Une initiative du Salon International du Livre et de la Presse de Genève

Entretien avec Pascal Vandenberghe (1/3)

Entretien avec Pascal Vandenberghe (1/3)

"Le marché du numérique prendra tout son sens quand il proposera des oeuvres définitivement épuisées en format papier." Pascal Vandenberghe

 


Âgé de 51 ans, Pascal Vandenberghe a passé 28 ans dans les métiers du livre, avec la particularité d’avoir un parcours « mixte », partagé entre la librairie et l’édition. En 2004, il devient directeur général de Payot Libraire, poste qu’il occupe depuis 7 ans.
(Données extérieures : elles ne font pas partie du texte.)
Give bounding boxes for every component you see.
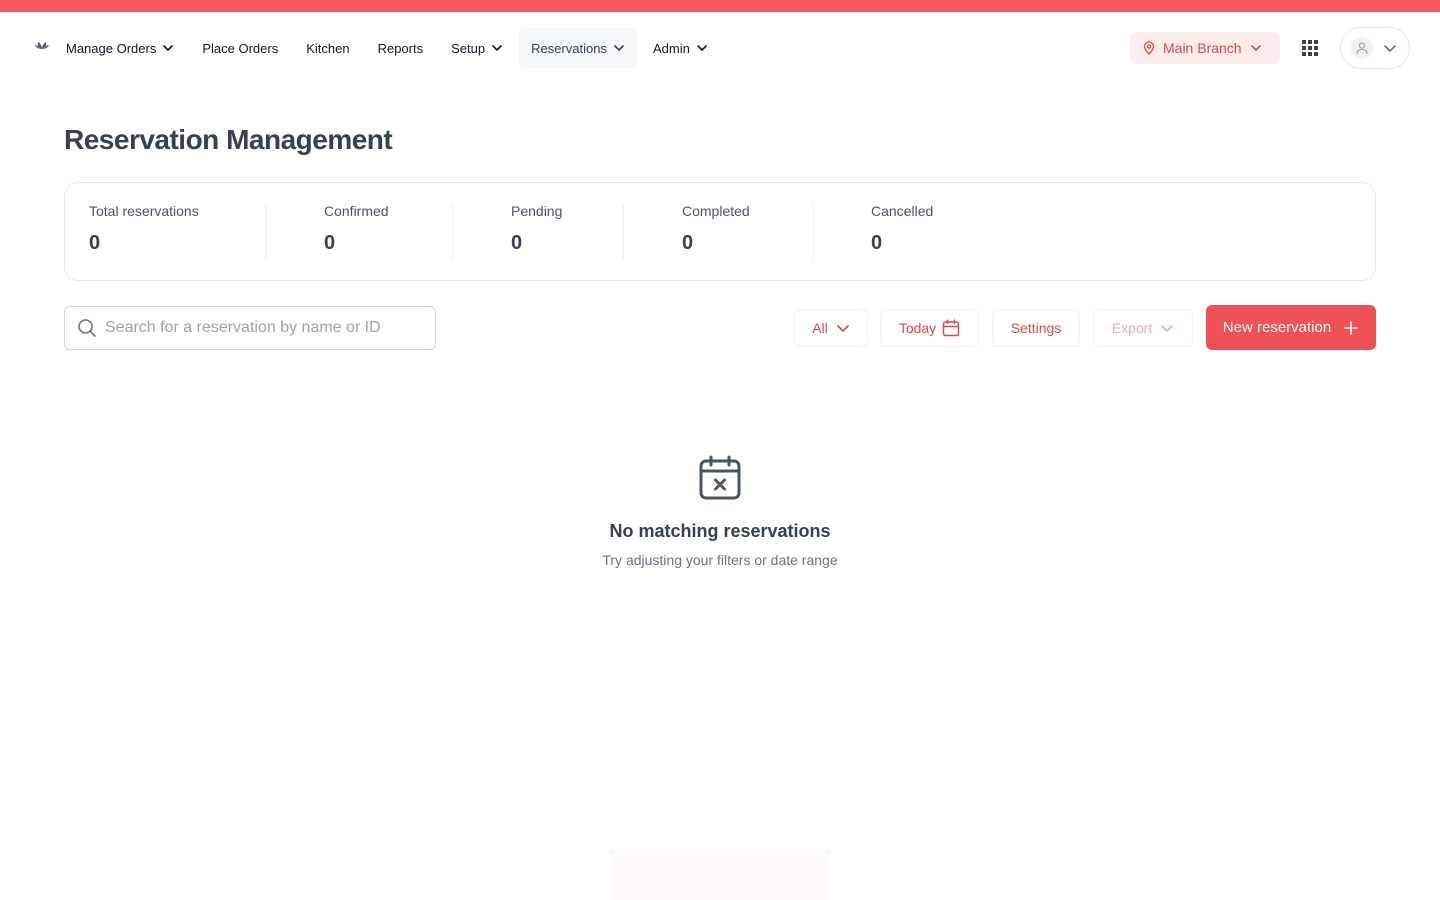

Dans la première partie de cet entretien, il discute de l'évolution du monde de l'édition et de la librairie. Il participera à la table ronde du samedi 30 avril 2011 au Salon du Livre de Genève.

 

 

Frédéric Kaplan: Comment voyez-vous l'évolution de l'édition ? Est-ce un secteur en crise ?
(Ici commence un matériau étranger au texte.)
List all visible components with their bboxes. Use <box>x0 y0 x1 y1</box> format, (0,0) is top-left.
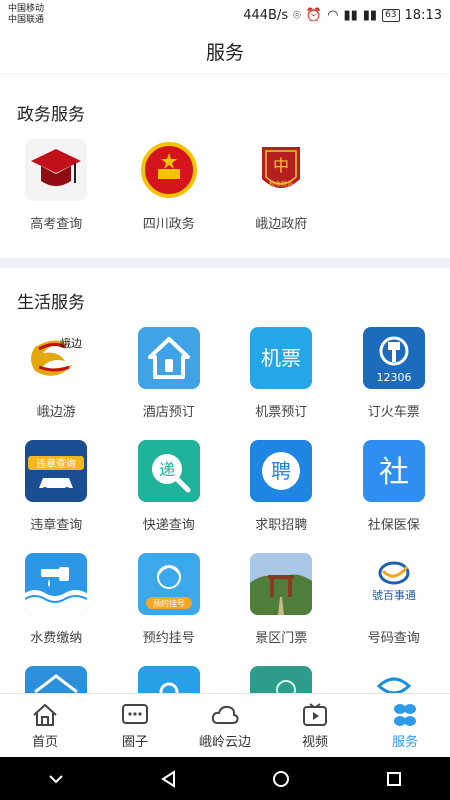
flight-ticket-icon: 机票 <box>250 327 313 389</box>
wifi-icon: ◠ <box>327 7 339 23</box>
water-fee-icon <box>25 553 88 615</box>
tile-label: 求职招聘 <box>255 518 308 533</box>
violation-text: 违章查询 <box>36 457 76 470</box>
tax-emblem-icon: 中 税收税务 <box>250 139 312 201</box>
life-item-recruit[interactable]: 聘 求职招聘 <box>225 440 338 553</box>
tile-label: 号码查询 <box>367 631 420 646</box>
tab-label: 峨岭云边 <box>198 734 251 750</box>
battery-icon: 63 <box>382 8 400 22</box>
tab-service[interactable]: 服务 <box>360 694 450 757</box>
page-title: 服务 <box>0 30 450 74</box>
tab-home[interactable]: 首页 <box>0 694 90 757</box>
life-item-water[interactable]: 水费缴纳 <box>0 553 113 666</box>
tile-label: 水费缴纳 <box>30 631 83 646</box>
tab-circle[interactable]: 圈子 <box>90 694 180 757</box>
location-icon: ⌾ <box>293 7 301 23</box>
social-security-icon: 社 <box>362 440 425 502</box>
ebian-tour-icon: 峨边 <box>25 327 88 389</box>
status-bar: 中国移动 中国联通 444B/s ⌾ ⏰ ◠ ▮▮ ▮▮ 63 18:13 <box>0 0 450 30</box>
tile-label: 峨边政府 <box>255 217 308 232</box>
life-item-number[interactable]: 號百事通 号码查询 <box>338 553 450 666</box>
carrier-2: 中国联通 <box>8 15 45 25</box>
tile-label: 社保医保 <box>367 518 420 533</box>
signal-icon: ▮▮ <box>343 7 358 23</box>
recruitment-text: 聘 <box>271 459 291 483</box>
tile-label: 高考查询 <box>30 217 83 232</box>
back-icon[interactable] <box>159 769 179 789</box>
chat-icon <box>122 703 148 724</box>
tax-emblem-text: 税收税务 <box>269 180 293 188</box>
tile-label: 订火车票 <box>367 405 420 420</box>
service-scroll-area[interactable]: 政务服务 高考查询 四川政务 中 税收税务 峨边政府 生活服务 峨边 峨边游 酒… <box>0 74 450 723</box>
hotel-icon <box>137 327 200 389</box>
tile-label: 景区门票 <box>255 631 308 646</box>
tile-label: 峨边游 <box>36 405 76 420</box>
recruitment-icon: 聘 <box>250 440 313 502</box>
signal-4g-icon: ▮▮ <box>362 7 378 23</box>
tab-label: 视频 <box>301 734 328 750</box>
home-button-icon[interactable] <box>271 769 291 789</box>
tile-label: 预约挂号 <box>142 631 195 646</box>
number-query-icon: 號百事通 <box>362 553 425 615</box>
tab-video[interactable]: 视频 <box>270 694 360 757</box>
life-item-hotel[interactable]: 酒店预订 <box>113 327 226 440</box>
gov-item-ebian-gov[interactable]: 中 税收税务 峨边政府 <box>225 139 338 252</box>
tab-label: 服务 <box>391 734 418 750</box>
gov-item-sichuan[interactable]: 四川政务 <box>113 139 226 252</box>
tab-cloud[interactable]: 峨岭云边 <box>180 694 270 757</box>
appointment-text: 预约挂号 <box>153 598 185 608</box>
life-section-title: 生活服务 <box>17 293 85 313</box>
recents-icon[interactable] <box>384 769 404 789</box>
system-nav-bar <box>0 757 450 800</box>
graduation-cap-icon <box>25 139 88 201</box>
flight-ticket-text: 机票 <box>261 346 301 370</box>
life-item-scenic[interactable]: 景区门票 <box>225 553 338 666</box>
home-icon <box>33 703 57 726</box>
gov-item-gaokao[interactable]: 高考查询 <box>0 139 113 252</box>
video-icon <box>303 702 327 726</box>
life-item-ebian-tour[interactable]: 峨边 峨边游 <box>0 327 113 440</box>
ebian-tour-text: 峨边 <box>60 337 82 350</box>
scenic-ticket-icon <box>250 553 313 615</box>
tile-label: 酒店预订 <box>142 405 195 420</box>
life-item-train[interactable]: 12306 订火车票 <box>338 327 450 440</box>
number-query-text: 號百事通 <box>372 589 416 602</box>
tile-label: 违章查询 <box>30 518 83 533</box>
railway-icon: 12306 <box>362 327 425 389</box>
collapse-icon[interactable] <box>46 769 66 789</box>
gov-section-title: 政务服务 <box>17 105 85 125</box>
express-icon: 递 <box>137 440 200 502</box>
svg-text:中: 中 <box>273 156 289 175</box>
network-speed: 444B/s <box>243 7 289 23</box>
national-emblem-icon <box>138 139 200 201</box>
bottom-tab-bar: 首页 圈子 峨岭云边 视频 服务 <box>0 693 450 757</box>
appointment-icon: 预约挂号 <box>137 553 200 615</box>
gov-service-section: 政务服务 高考查询 四川政务 中 税收税务 峨边政府 <box>0 74 450 252</box>
life-item-appointment[interactable]: 预约挂号 预约挂号 <box>113 553 226 666</box>
life-item-violation[interactable]: 违章查询 违章查询 <box>0 440 113 553</box>
life-item-social-security[interactable]: 社 社保医保 <box>338 440 450 553</box>
tab-label: 圈子 <box>121 734 148 750</box>
tile-label: 四川政务 <box>142 217 195 232</box>
carrier-1: 中国移动 <box>8 4 45 14</box>
life-item-express[interactable]: 递 快递查询 <box>113 440 226 553</box>
tile-label: 机票预订 <box>255 405 308 420</box>
traffic-violation-icon: 违章查询 <box>25 440 88 502</box>
tab-label: 首页 <box>31 734 58 750</box>
clock: 18:13 <box>404 7 442 23</box>
alarm-icon: ⏰ <box>305 7 323 23</box>
life-item-flight[interactable]: 机票 机票预订 <box>225 327 338 440</box>
tile-label: 快递查询 <box>142 518 195 533</box>
section-divider <box>0 258 450 268</box>
railway-text: 12306 <box>376 371 411 384</box>
social-security-text: 社 <box>379 455 409 490</box>
express-text: 递 <box>159 460 175 479</box>
cloud-icon <box>211 705 239 724</box>
status-icons: 444B/s ⌾ ⏰ ◠ ▮▮ ▮▮ 63 18:13 <box>243 8 442 23</box>
life-service-section: 生活服务 峨边 峨边游 酒店预订 机票 机票预订 12306 订火车票 违章查询… <box>0 268 450 723</box>
carrier-info: 中国移动 中国联通 <box>8 4 44 26</box>
service-icon <box>394 703 416 726</box>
Pascal Vandenberghe: Le mot « crise » ne veut pas dire grand chose, à mon sens. L'édition est en évolution permanente depuis plusieurs décennies, après plusieurs siècles sans changements majeurs. L'arrivée de la photocomposition (années 1990), puis de la PAO, a ouvert la voie à la « révolution numérique » que nous connaissons aujourd'hui.
Parallèlement, les pratiques de lecture ont changé : en trente ans, la répartition entre les trois « classes sociales » (petits, moyens et gros lecteurs) a connu une forte évolution : si la part des « gros lecteurs » (plus de 20 livres par an) s'est érodée, la part des « petits lecteurs » (lecteurs occasionnels, moins de 5 livres par an) a quant à elle beaucoup augmenté. Résultat des courses : il se vend toujours plus de livres, mais ce ne sont plus les mêmes, avec un accroissement des hyper bests, mais une forte baisse des ventes moyennes (achetées par des gros lecteurs).  De ce fait, le tirage moyen a fortement baissé en quelques années. Dans le même temps, les coûts de production ont fortement baissé, ce qui a permis de continuer à publier des livres avec des tirages plus faibles mais économiquement viables. Sans oublier une part de plus en plus importante du format poche, que ce soit dans l'offre ou dans les parts de marché réalisées.

 

L'une des conséquences de cette baisse des ventes faibles et moyennes a été un appauvrissement des fonds suivis par la plupart des libraires (1), ce qui a fait le lit de la vente en ligne dans ses premières années : pour nombre d'éditeurs de fonds, le poids des ventes réalisées via des sites de vente en ligne est désormais très important.
Mais face à ces changements sur le long terme, on observe que le mode de commercialisation des nouveautés, avec le modèle français de « l'office », ne s'est pas adapté : il reste celui des « années fastes » (1970-1990), durant lesquelles les libraires pouvaient assez facilement absorber la production des éditeurs, ce qui n'est plus le cas depuis une vingtaine d'années. C'est un facteur de tension entre les éditeurs et les libraires, qui s'ajoute à celui des conditions commerciales, jugées trop faibles pour pouvoir maintenir un fonds de qualité mais à rotation lente, avec des conditions de paiement en moyenne à 60 jours, comme pour la nouveauté, qui a quant à elle vocation à rotation plus rapide, en tout cas pour les bests.

 

L'arrivée du livre numérique dans ce paysage constitue donc une nouvelle évolution qui, d'un côté inquiète les éditeurs et les libraires, à plus ou moins juste titre et, de l'autre, offre de nouvelles opportunités, notamment pour les centaines de milliers de livres épuisés et qui ne sont pas dans le domaine public. Si les questions les plus fréquemment abordées tournent autour de l'évolution des contenus (homothétiques vs enrichis) et des aspects technologiques, cet autre sujet qui est celui de la disponibilité des livres épuisés, bien que moins évoqué (car moins spectaculaire), nous semble tout aussi important : pour nous, le marché du numérique prendra tout son sens quand il proposera des œuvres définitivement épuisées en format papier.
 
(1) Je précise que ce n'est pas le cas des librairies Payot, où nous sommes à l'inverse convaincus que le maintien d'un fonds large et profond est, sur le long terme, l'une des clés de réussite.